Pro Tag nehmen wir durch unsere Ernährung ungefähr 100 bis 300mg Betain auf, wobei wir täglich problemlos und ohne Nebenwirkungen 9-15g konsumieren könnten.

Zuckerrüben enthalten beispielsweise einen hohen Anteil an Betain und auch beim Prozess der Zuckerherstellung entsteht als Nebenprodukt Betain. Viele große Unternehmen finanzieren Studien, um die interessanten, potenziell leistungssteigernden Effekte von Betain zu untersuchen und im besten Falle Kapital aus dieser billigen Substanz zu schlagen.

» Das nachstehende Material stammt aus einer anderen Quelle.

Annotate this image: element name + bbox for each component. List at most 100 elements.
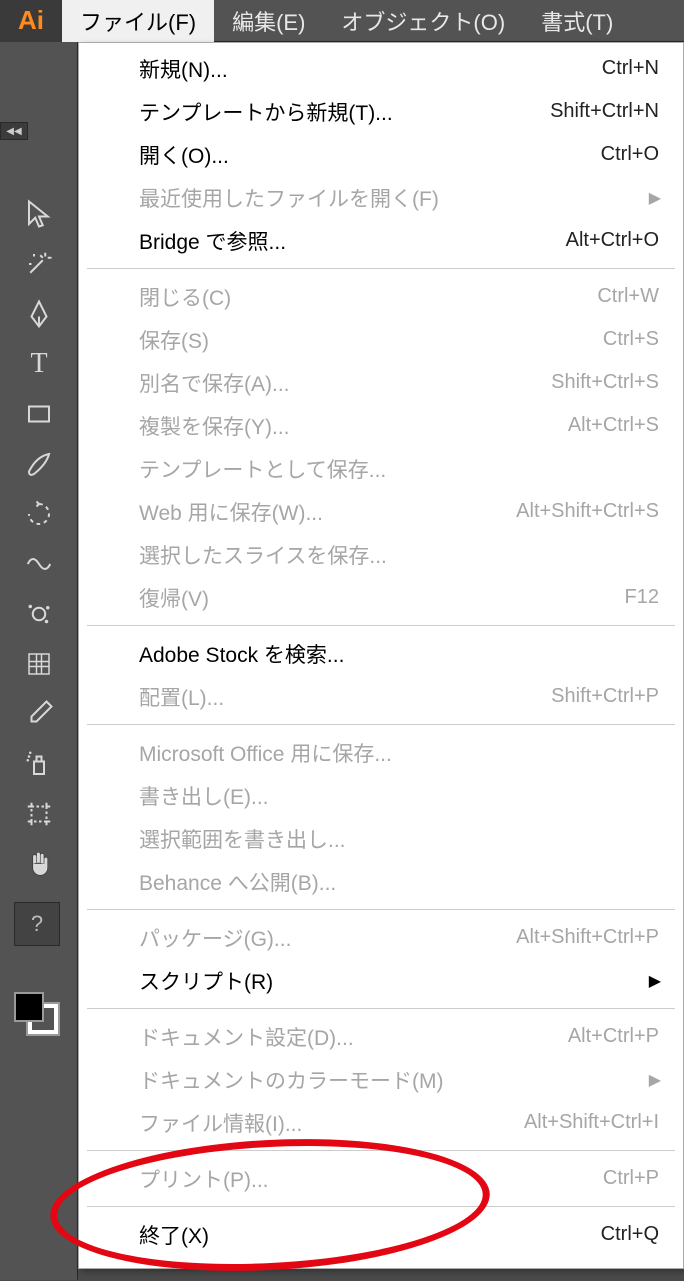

Eine dieser Studien belegte, dass Bodybuilder, die über einen Zeitraum von sechs Wochen täglich 2,5g Betain konsumierten, Fettmasse verloren und einige Kilos fettfreie Masse zunahmen. Über eine ähnliche Studie berichten wir euch heute hier.

Die Forscher nahmen hierfür Studenten mit einem durschnittlichen Alter von 19 Jahren als Probanden. Diese trainierten im Schnitt schon seit ungefähr vier Jahren regelmäßig mit Gewichten.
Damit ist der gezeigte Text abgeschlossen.